The 208 room Marriott at Julia and St. Joseph also sold last month to Summit Hotel, LP for $161,000 per room.
The 120 room Residence Inn near the Galleria Office Building at Causeway and I-10 sold last month by Galleria Inn, Henry O'Conner, to Summit Hotel, LP at $166,000 per room.
Last month the 153 room Courtyard by Marriott sold for $24 million, or $156,000 per room, by Galleria Court, Henry O'Conner, to Summit Hotel, LP.
140 Carondelet Realty, Michael Kirby, sold the 11,000 square foot building to St. Peter Group, Richard Williams, for $660,000, or $59 per square foot. The 3-story, elevator-serviced office building formerly housed Commonwealth Savings Bank.
The first floor former bank branch has been gutted and the other two floors are built out as offices. There is a common alley in the rear of the building with access to Common Street.
The 16,000 square foot lot at Tchoupitoulas and Jefferson Avenue, home of the Roly-Poly restaurant, sold for $858,000, or $52 per square foot, by Shamus, LLC, Ben Butler to BCH NOLA, Ben Butler. Shamus purchased the lots in March 2012, for $830,000 from Claude Zerinque, who purchased the lots in March 2006, for $160,000.

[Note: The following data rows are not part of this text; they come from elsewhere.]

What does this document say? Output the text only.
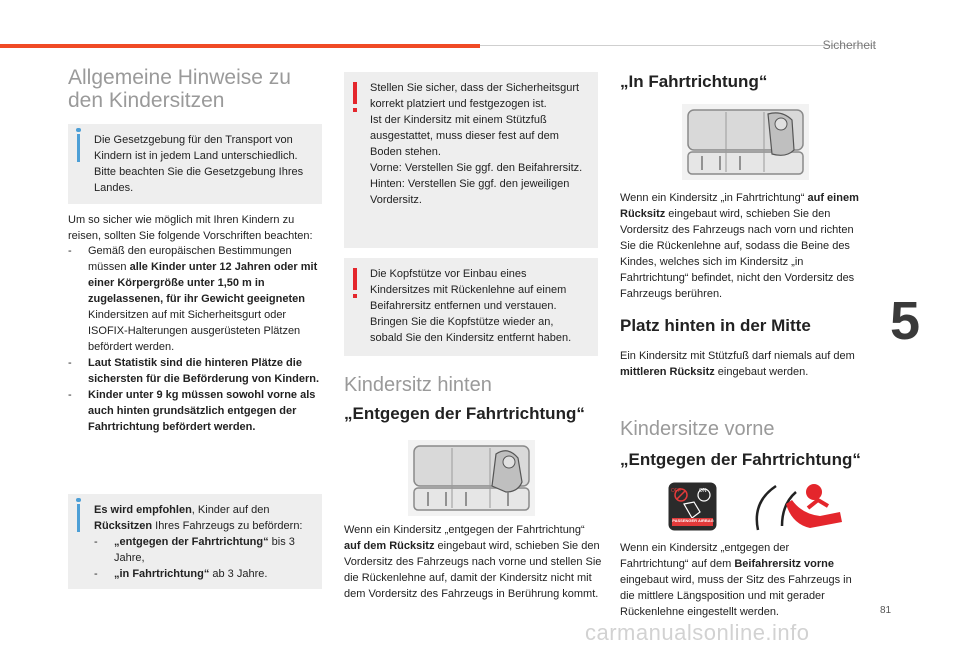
Sicherheit
5
Allgemeine Hinweise zu
den Kindersitzen
Die Gesetzgebung für den Transport von Kindern ist in jedem Land unterschiedlich. Bitte beachten Sie die Gesetzgebung Ihres Landes.
Um so sicher wie möglich mit Ihren Kindern zu reisen, sollten Sie folgende Vorschriften beachten:
- Gemäß den europäischen Bestimmungen müssen alle Kinder unter 12 Jahren oder mit einer Körpergröße unter 1,50 m in zugelassenen, für ihr Gewicht geeigneten Kindersitzen auf mit Sicherheitsgurt oder ISOFIX-Halterungen ausgerüsteten Plätzen befördert werden.
- Laut Statistik sind die hinteren Plätze die sichersten für die Beförderung von Kindern.
- Kinder unter 9 kg müssen sowohl vorne als auch hinten grundsätzlich entgegen der Fahrtrichtung befördert werden.
Es wird empfohlen, Kinder auf den Rücksitzen Ihres Fahrzeugs zu befördern:
- „entgegen der Fahrtrichtung“ bis 3 Jahre,
- „in Fahrtrichtung“ ab 3 Jahre.
Stellen Sie sicher, dass der Sicherheitsgurt korrekt platziert und festgezogen ist.
Ist der Kindersitz mit einem Stützfuß ausgestattet, muss dieser fest auf dem Boden stehen.
Vorne: Verstellen Sie ggf. den Beifahrersitz.
Hinten: Verstellen Sie ggf. den jeweiligen Vordersitz.
Die Kopfstütze vor Einbau eines Kindersitzes mit Rückenlehne auf einem Beifahrersitz entfernen und verstauen.
Bringen Sie die Kopfstütze wieder an, sobald Sie den Kindersitz entfernt haben.
Kindersitz hinten
„Entgegen der Fahrtrichtung“
Wenn ein Kindersitz „entgegen der Fahrtrichtung“ auf dem Rücksitz eingebaut wird, schieben Sie den Vordersitz des Fahrzeugs nach vorne und stellen Sie die Rückenlehne auf, damit der Kindersitz nicht mit dem Vordersitz des Fahrzeugs in Berührung kommt.
„In Fahrtrichtung“
Wenn ein Kindersitz „in Fahrtrichtung“ auf einem Rücksitz eingebaut wird, schieben Sie den Vordersitz des Fahrzeugs nach vorn und richten Sie die Rückenlehne auf, sodass die Beine des Kindes, welches sich im Kindersitz „in Fahrtrichtung“ befindet, nicht den Vordersitz des Fahrzeugs berühren.
Platz hinten in der Mitte
Ein Kindersitz mit Stützfuß darf niemals auf dem mittleren Rücksitz eingebaut werden.
Kindersitze vorne
„Entgegen der Fahrtrichtung“
OFF	ON
PASSENGER AIRBAG
Wenn ein Kindersitz „entgegen der Fahrtrichtung“ auf dem Beifahrersitz vorne eingebaut wird, muss der Sitz des Fahrzeugs in die mittlere Längsposition und mit gerader Rückenlehne eingestellt werden.	81
carmanualsonline.info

Near Jackson Avenue, the 13 room hotel sold for $1.6mm, or $123,000 per room.
This vacant land site was acquired for a mixed-use development of apartments and retail at $37 per square foot, one of the highest prices paid for vacant land on Tchoupitoulas Street. The zoning is B-1A, Neighborhood Business District and the flood zone is A1. This property is on the corner of Richard Street and Magazine Street in the Lower Garden District. The buyer is the original owner of the swampland he sold to the City of New Orleans to house Dorothy Mae Taylor's ill-fated Jazzland.
In the Industrial sector, 321 Time Saver Avenue, 115,000 square feet of land, sold last month for $2,850,000.
In Retail, the old K-Mart at 5990 Lapalco Boulevard, a 72,000 square foot building on 6.8 acres, sold last month for $1.5 million.
In the Office sector, the old CNA building at 3350 Ridgelake Drive, sold for $2.3 million by Joe Jaeger from Craig Guidry at Vatocan Ventures who purchased the building in 1997 for $1.8 million.
These recent big money transactions are a result of strength in several markets: hotel, industrial, office and retail, since the buyer has confidence that the million dollar prices will return a reasonable rate of their investment. While one side of the coin says a sale of the Marriott Hotels means they are getting out of the market, the other side of the coin says because the properties did not sit on the market for years or sell at fire sale prices, that the New Orleans commercial real estate market is vibrant and a worthy investment.